CMS Releases Proposed DSH Hospital Cuts Methodology

By Martha Heberlein

Anticipating that declines in the number of uninsured people would reduce the costs of uncompensated care, the Affordable Care Act cut Disproportionate Share Hospital (DSH) payments to hospitals that serve large numbers of low-income individuals. On Monday, CMS released a proposed rule that begins to explain how these reductions will be implemented.

While the statute requires reductions in FY 2014 through FY 2020, the rule includes the proposed methodology for just the first two years, allowing CMS to revisit the methodology before the more substantial cuts occur in 2017. Overall, DSH will be reduced by $18.1 billion, but these cuts are back-loaded. In FY 2014, DSH payments are reduced by $500 million; in each of FY 2015 and 2016 they are reduced by $600 million. In 2017, the size of the reduction jumps to $1.8 billion.

The rule establishes separate DSH reduction “pools” for low-DSH states (those for which DSH expenditures are between 0% and 3% of annual Medicaid expenditures) and other states. It then creates a pretty complex formula for distributing the reductions in each pool that takes into account the percentage of the uninsured in a state, as well as whether states are targeting DSH payments well to hospitals with high volumes of Medicaid patients and the uninsured. The approach also protects DSH allotments that have been used in Section 1115 waivers that expanded coverage.

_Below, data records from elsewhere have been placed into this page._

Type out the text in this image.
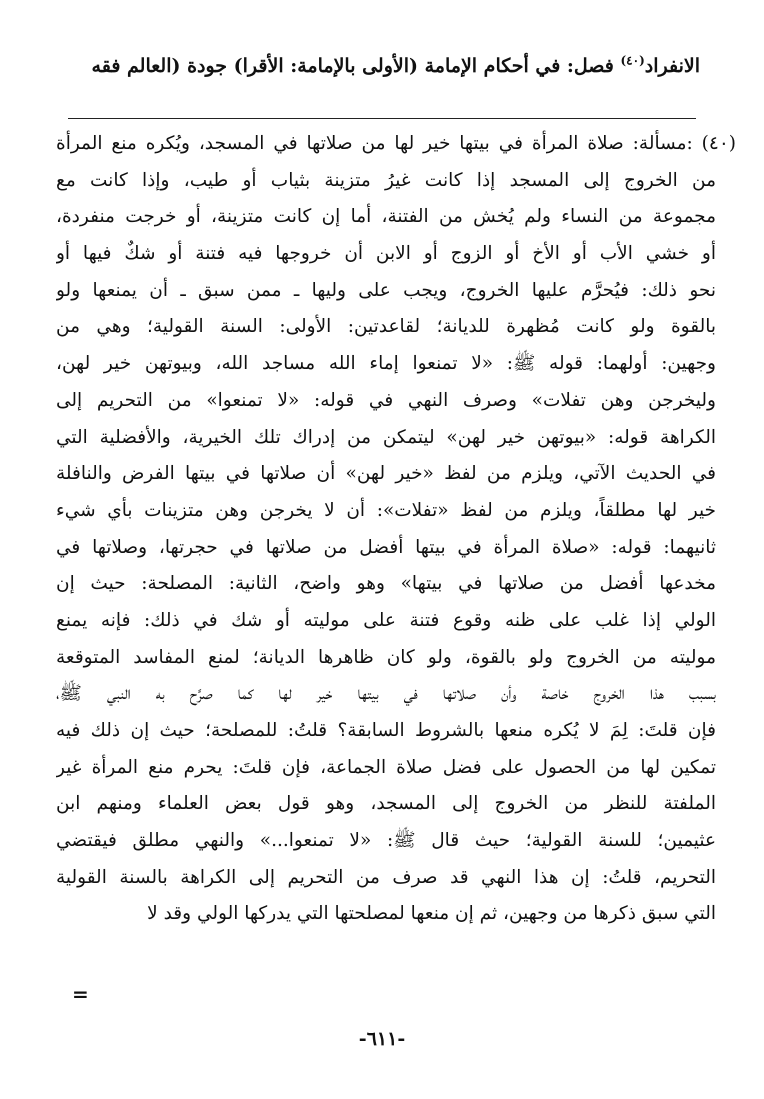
الانفراد$^{(٤٠)}$ فصل: في أحكام الإمامة (الأولى بالإمامة: الأقرا) جودة (العالم فقه
(٤٠) :مسألة: صلاة المرأة في بيتها خير لها من صلاتها في المسجد، ويُكره منع المرأة
من الخروج إلى المسجد إذا كانت غيرُ متزينة بثياب أو طيب، وإذا كانت مع
مجموعة من النساء ولم يُخش من الفتنة، أما إن كانت متزينة، أو خرجت منفردة،
أو خشي الأب أو الأخ أو الزوج أو الابن أن خروجها فيه فتنة أو شكٌ فيها أو
نحو ذلك: فيُحرَّم عليها الخروج، ويجب على وليها ـ ممن سبق ـ أن يمنعها ولو
بالقوة ولو كانت مُظهرة للديانة؛ لقاعدتين: الأولى: السنة القولية؛ وهي من
وجهين: أولهما: قوله ﷺ: «لا تمنعوا إماء الله مساجد الله، وبيوتهن خير لهن،
وليخرجن وهن تفلات» وصرف النهي في قوله: «لا تمنعوا» من التحريم إلى
الكراهة قوله: «بيوتهن خير لهن» ليتمكن من إدراك تلك الخيرية، والأفضلية التي
في الحديث الآتي، ويلزم من لفظ «خير لهن» أن صلاتها في بيتها الفرض والنافلة
خير لها مطلقاً، ويلزم من لفظ «تفلات»: أن لا يخرجن وهن متزينات بأي شيء
ثانيهما: قوله: «صلاة المرأة في بيتها أفضل من صلاتها في حجرتها، وصلاتها في
مخدعها أفضل من صلاتها في بيتها» وهو واضح، الثانية: المصلحة: حيث إن
الولي إذا غلب على ظنه وقوع فتنة على موليته أو شك في ذلك: فإنه يمنع
موليته من الخروج ولو بالقوة، ولو كان ظاهرها الديانة؛ لمنع المفاسد المتوقعة
بسبب هذا الخروج خاصة وأن صلاتها في بيتها خير لها كما صرَّح به النبي ﷺ،
فإن قلتَ: لِمَ لا يُكره منعها بالشروط السابقة؟ قلتُ: للمصلحة؛ حيث إن ذلك فيه
تمكين لها من الحصول على فضل صلاة الجماعة، فإن قلتَ: يحرم منع المرأة غير
الملفتة للنظر من الخروج إلى المسجد، وهو قول بعض العلماء ومنهم ابن
عثيمين؛ للسنة القولية؛ حيث قال ﷺ: «لا تمنعوا...» والنهي مطلق فيقتضي
التحريم، قلتُ: إن هذا النهي قد صرف من التحريم إلى الكراهة بالسنة القولية
التي سبق ذكرها من وجهين، ثم إن منعها لمصلحتها التي يدركها الولي وقد لا
=
-٦١١-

While only illustrative (note the asterisks!), Table 1 shows the values associated with these various reduction factors and the FY 2014 reduced allotments by state. Others are running the numbers on what this might mean in states and it is very likely that these numbers will change, so stay tuned.

CMS decided not to factor into the formula whether or not states have chosen to expand Medicaid. It’s hard to see how, under any scenario, they could have, as the data on the number of uninsured will not yet be available.

The bottom line, though, is that hospitals that operate in states that do no expand Medicaid will be far worse off than hospitals in states that do because while all states face DSH cuts, hospitals in states that do expand will see a substantial increase in federal dollars for the newly covered offsetting the loss. Yet another unintended consequence of the Supreme Court ruling that passed the decision to states.

The proposed rule is the tip of the iceberg with respect to DSH cuts – just the first two years in which they are relatively small. For states that are dragging their feet on the Medicaid expansion this rule should be a wake up call to remind them that these cuts are coming and they will get more devastating as years go by.